Keep me safe in Your holding arms please, Lord Father. Amen!

Here is the second verse of the hymn, ‘Father, in whom we live’. 

Incarnate deity,
Let all the ransomed race,
Render in thanks their lives to Thee,
For Thy redeeming grace.
The grace to sinners shown,
Ye heavenly choirs proclaim,
And cry: Salvation to our God,
Salvation to the Lamb.

 

From the entrance of this verse, as it opens up to me, I feel like when one disembarks the plane at the airport, after a long flight. Not just a long flight, but a long flight coming from a temperate climate, especially in a winter month. Coming to a tropical, hot, sunny climate, I tell you that wave of heat which bolts straight at you, is never unnoticed.

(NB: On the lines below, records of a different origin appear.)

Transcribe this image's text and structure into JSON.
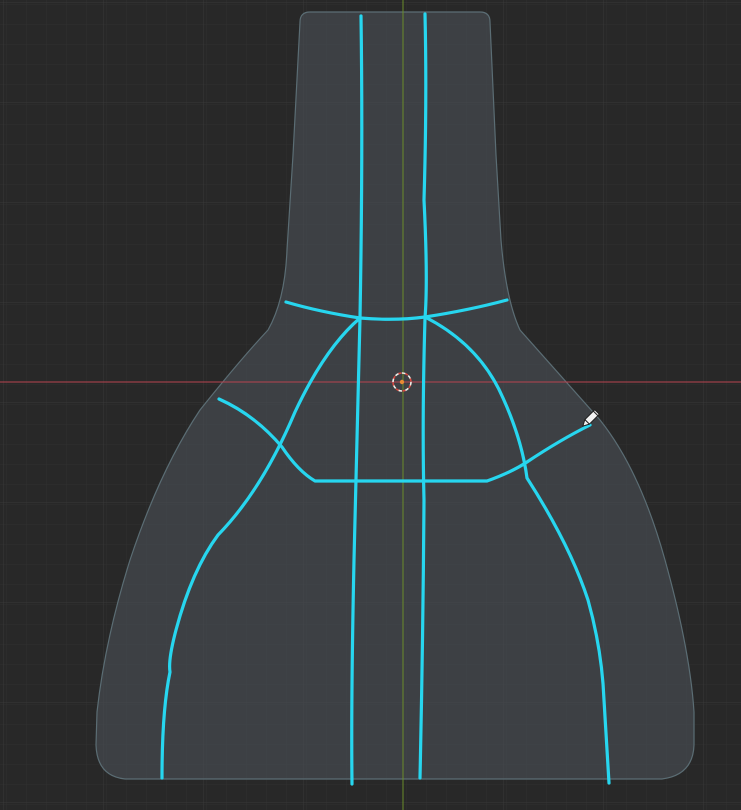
{
  "viewport": {
    "view": "orthographic-top",
    "background_color": "#282828",
    "grid": {
      "visible": true,
      "minor_color": "#303030",
      "major_color": "#393939"
    },
    "axes": {
      "x_axis_color": "#b8434f",
      "y_axis_color": "#6a8d2a"
    }
  },
  "mesh": {
    "shape": "bottle",
    "fill_color": "#4a4f56",
    "fill_opacity": 0.62,
    "outline_color": "#5b6d74"
  },
  "annotation": {
    "stroke_color": "#27d6ef",
    "stroke_count": 8
  },
  "cursor_3d": {
    "ring_color_primary": "#f0efe8",
    "ring_color_secondary": "#d6473f",
    "dot_color": "#e88a33"
  },
  "tool_cursor": {
    "icon": "annotate-pencil-icon",
    "color": "#f3f3f3"
  }
}
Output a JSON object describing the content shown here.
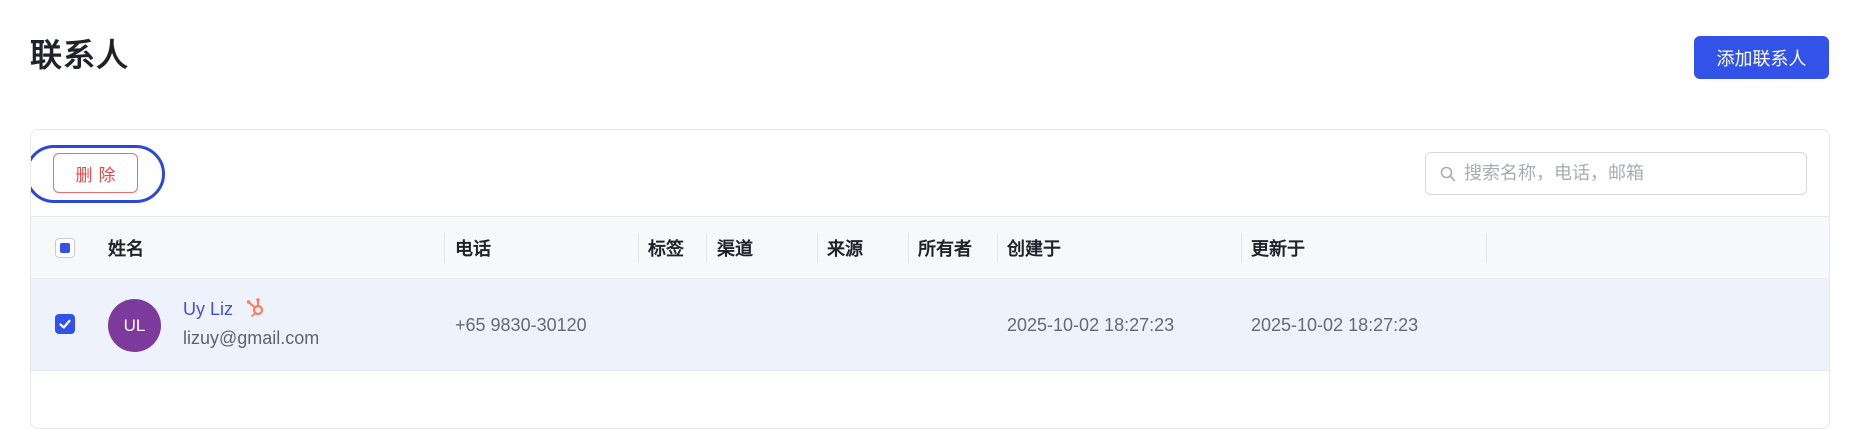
{
  "page": {
    "title": "联系人",
    "add_button": "添加联系人"
  },
  "toolbar": {
    "delete_label": "删除",
    "search_placeholder": "搜索名称，电话，邮箱"
  },
  "table": {
    "columns": [
      "姓名",
      "电话",
      "标签",
      "渠道",
      "来源",
      "所有者",
      "创建于",
      "更新于"
    ],
    "rows": [
      {
        "selected": true,
        "avatar_initials": "UL",
        "avatar_color": "#7b3a9c",
        "name": "Uy Liz",
        "source_icon": "hubspot-icon",
        "email": "lizuy@gmail.com",
        "phone": "+65 9830-30120",
        "tags": "",
        "channel": "",
        "source": "",
        "owner": "",
        "created_at": "2025-10-02 18:27:23",
        "updated_at": "2025-10-02 18:27:23"
      }
    ]
  },
  "colors": {
    "primary": "#3352e8",
    "danger": "#e84b4b",
    "selected_row": "#eef2fd",
    "hubspot": "#ff7a59"
  }
}
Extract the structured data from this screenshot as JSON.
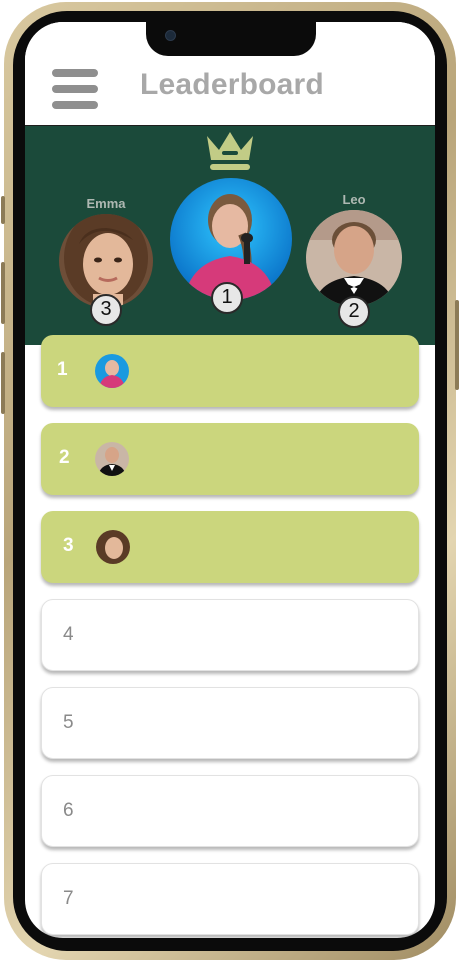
{
  "header": {
    "title": "Leaderboard",
    "menu_icon": "hamburger-menu-icon"
  },
  "podium": {
    "crown_icon": "crown-icon",
    "first": {
      "name": "",
      "rank": "1"
    },
    "second": {
      "name": "Leo",
      "rank": "2"
    },
    "third": {
      "name": "Emma",
      "rank": "3"
    }
  },
  "rows": [
    {
      "rank": "1"
    },
    {
      "rank": "2"
    },
    {
      "rank": "3"
    },
    {
      "rank": "4"
    },
    {
      "rank": "5"
    },
    {
      "rank": "6"
    },
    {
      "rank": "7"
    }
  ],
  "colors": {
    "podium_bg": "#1b4a3a",
    "top_card": "#cbd67d",
    "crown": "#c2cc86",
    "title": "#a8a8a8"
  }
}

It always brings gasps and blinks and adjustments of mind, as the wave of heat lashes mercilessly at you. This is somewhat of what I felt, when I was literally hit spiritually, by these two words of the verse. Incarnate Deity.


O yes, I know the words and I also know what the words mean, but somehow, I did not know really, or I did not realize what I thought I had known. I know that many of you have shared similar experiences and happenings in different areas and atmospheres. Let’s spend some time on this Holy phrase. 


Incarnate Deity – In flesh God! God in human flesh!

I don’t know whether these were exclamations or questions, but this I know, I was totally emptied of all I knew, all I thought and spoke and lived. Straightway, I heard, Human God, begotten not made. God the Father begat God the Son. Boy, was I totally taken, becoming more and more unbound, yet bound. Then came even more and deeper mind and heart stirring, as I was kept on the words, begotten, not made.


Suddenly, I heard myself responding and saying that Abraham begat Isaac.  These are words I would have grown up hearing and reading, as the King James Bible was all we knew at that time, in our home and in our church.  I found the relevant Scripture and read it as if I had never seen the word, begat, before. Matthew 1: 1 – 2. The book of the generation of Jesus Christ, the son of David, the son of Abraham. Abraham begat Isaac; and Isaac begat Jacob; and Jacob begat Judas and his brethren. 


Just for curiosity and perhaps more clarity, the NKJV records it in this fashion. The book of the genealogy of Jesus Christ, the Son of David, the Son of Abraham. Abraham begot Isaac, Isaac begot Jacob, and Jacob begot Judah and his brothers.  Later on as we come to the end of the genealogy of Jesus Christ, we read this. And Jacob begat Joseph the husband of Mary, of whom was born Jesus, who is called Christ. Matthew 1: 16. 


My friends, I stop here, and leave you to listen to the Scripture again. Moreover, I strongly encourage you to read it for yourself and read all of Matthew 1: 1 – 17. You will find much being revealed to you that you never noticed before.


Holy Father, we thank You for this Word. Amen!